After the 10 or so waves the machine switches off, the waves seize, and the calm of the pool returns. A few minutes pass and we are back in action! The waves fire up and I know that one is destined to be mine. I began my paddle, without much of a glimpse to the oncoming wave and before I know it, I'm up. The wave is clean, it's perfectly blue, and for a split second I'm free. It's surfing, it's the feeling I know and love. I could be anywhere in the world and it wouldn't matter because I'm on a wave.

The hour passes quickly and the analysis begins.

There’s no doubt that I had more good rides in one hour of a wave pool than I would an hour in the ocean on a day of average swell. It was great to surf multiple waves of consistent form again and again. But there’s just no escaping that the wave pool removed some of the humbling elements of what makes surfing such a beautiful escape from the stresses of modern life.

The thing that first drew me to surfing was the desire to travel and experience different waves all around the world. I remember when I first started surfing, paddling out a south-east facing beach break in Devon, England. I had come straight from work and the sun was setting out on the horizon. As a beginner at the time I had struggled to get any waves during the session, but my spirits were upheld by the euphoria of being removed from civilisation and immerse entirely in the awe of nature.

Wave pools around the world will help pave the way for generations of otherwise landlocked admirers to become professional and amateur surfers, allowing them to more acutely train their specific turns and manoeuvres. Just as skateboarding was born in the streets as a form of self-expression and then moved to purpose built skateparks for the sake of professional competition, so too will surfing edge further and further from the coast.

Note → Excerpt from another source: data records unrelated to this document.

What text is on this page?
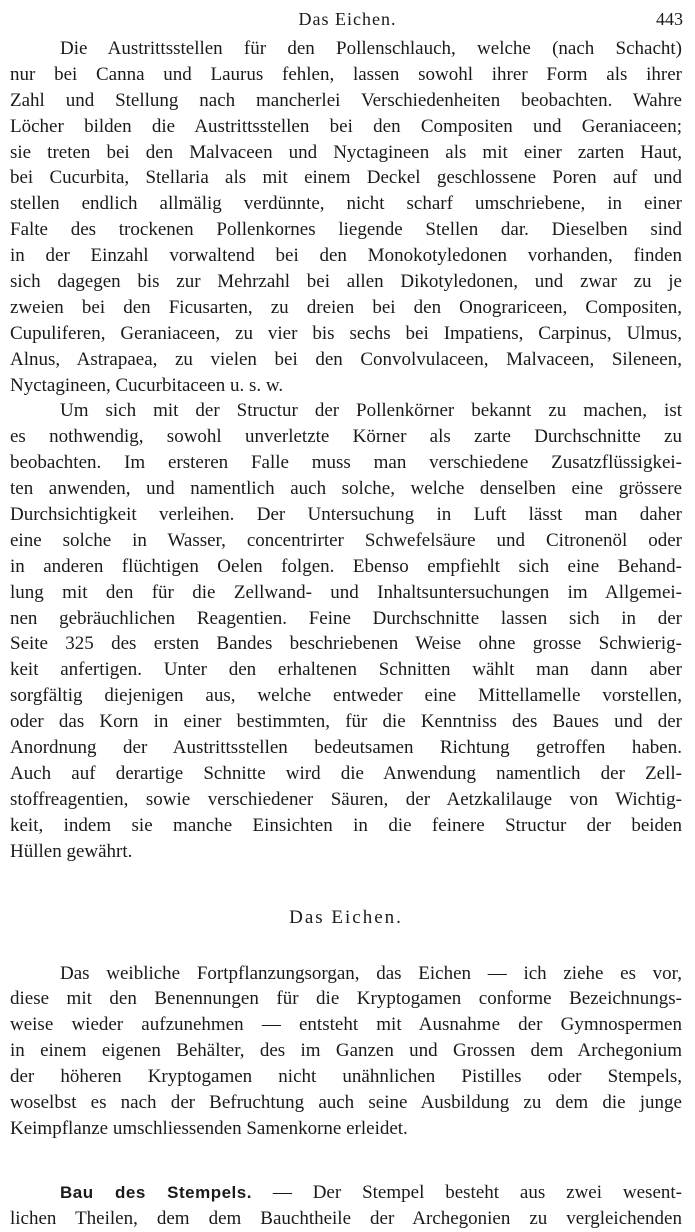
Das Eichen.	443
Die Austrittsstellen für den Pollenschlauch, welche (nach Schacht)
nur bei Canna und Laurus fehlen, lassen sowohl ihrer Form als ihrer
Zahl und Stellung nach mancherlei Verschiedenheiten beobachten. Wahre
Löcher bilden die Austrittsstellen bei den Compositen und Geraniaceen;
sie treten bei den Malvaceen und Nyctagineen als mit einer zarten Haut,
bei Cucurbita, Stellaria als mit einem Deckel geschlossene Poren auf und
stellen endlich allmälig verdünnte, nicht scharf umschriebene, in einer
Falte des trockenen Pollenkornes liegende Stellen dar. Dieselben sind
in der Einzahl vorwaltend bei den Monokotyledonen vorhanden, finden
sich dagegen bis zur Mehrzahl bei allen Dikotyledonen, und zwar zu je
zweien bei den Ficusarten, zu dreien bei den Onograriceen, Compositen,
Cupuliferen, Geraniaceen, zu vier bis sechs bei Impatiens, Carpinus, Ulmus,
Alnus, Astrapaea, zu vielen bei den Convolvulaceen, Malvaceen, Sileneen,
Nyctagineen, Cucurbitaceen u. s. w.
Um sich mit der Structur der Pollenkörner bekannt zu machen, ist
es nothwendig, sowohl unverletzte Körner als zarte Durchschnitte zu
beobachten. Im ersteren Falle muss man verschiedene Zusatzflüssigkei-
ten anwenden, und namentlich auch solche, welche denselben eine grössere
Durchsichtigkeit verleihen. Der Untersuchung in Luft lässt man daher
eine solche in Wasser, concentrirter Schwefelsäure und Citronenöl oder
in anderen flüchtigen Oelen folgen. Ebenso empfiehlt sich eine Behand-
lung mit den für die Zellwand- und Inhaltsuntersuchungen im Allgemei-
nen gebräuchlichen Reagentien. Feine Durchschnitte lassen sich in der
Seite 325 des ersten Bandes beschriebenen Weise ohne grosse Schwierig-
keit anfertigen. Unter den erhaltenen Schnitten wählt man dann aber
sorgfältig diejenigen aus, welche entweder eine Mittellamelle vorstellen,
oder das Korn in einer bestimmten, für die Kenntniss des Baues und der
Anordnung der Austrittsstellen bedeutsamen Richtung getroffen haben.
Auch auf derartige Schnitte wird die Anwendung namentlich der Zell-
stoffreagentien, sowie verschiedener Säuren, der Aetzkalilauge von Wichtig-
keit, indem sie manche Einsichten in die feinere Structur der beiden
Hüllen gewährt.
Das Eichen.
Das weibliche Fortpflanzungsorgan, das Eichen — ich ziehe es vor,
diese mit den Benennungen für die Kryptogamen conforme Bezeichnungs-
weise wieder aufzunehmen — entsteht mit Ausnahme der Gymnospermen
in einem eigenen Behälter, des im Ganzen und Grossen dem Archegonium
der höheren Kryptogamen nicht unähnlichen Pistilles oder Stempels,
woselbst es nach der Befruchtung auch seine Ausbildung zu dem die junge
Keimpflanze umschliessenden Samenkorne erleidet.
Bau des Stempels. — Der Stempel besteht aus zwei wesent-
lichen Theilen, dem dem Bauchtheile der Archegonien zu vergleichenden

It’s only a matter of months until surfing makes its debut in the 2020 Summer Olympics, where there is a requirement for variables in conditions to be removed so athletic ability can be judged on an even playing field.

Perhaps inland wave pools will allow for better surfers than ever before, but the ocean will always lay claim to the purity of spirit and human emotion that comes with riding an imperfect wave.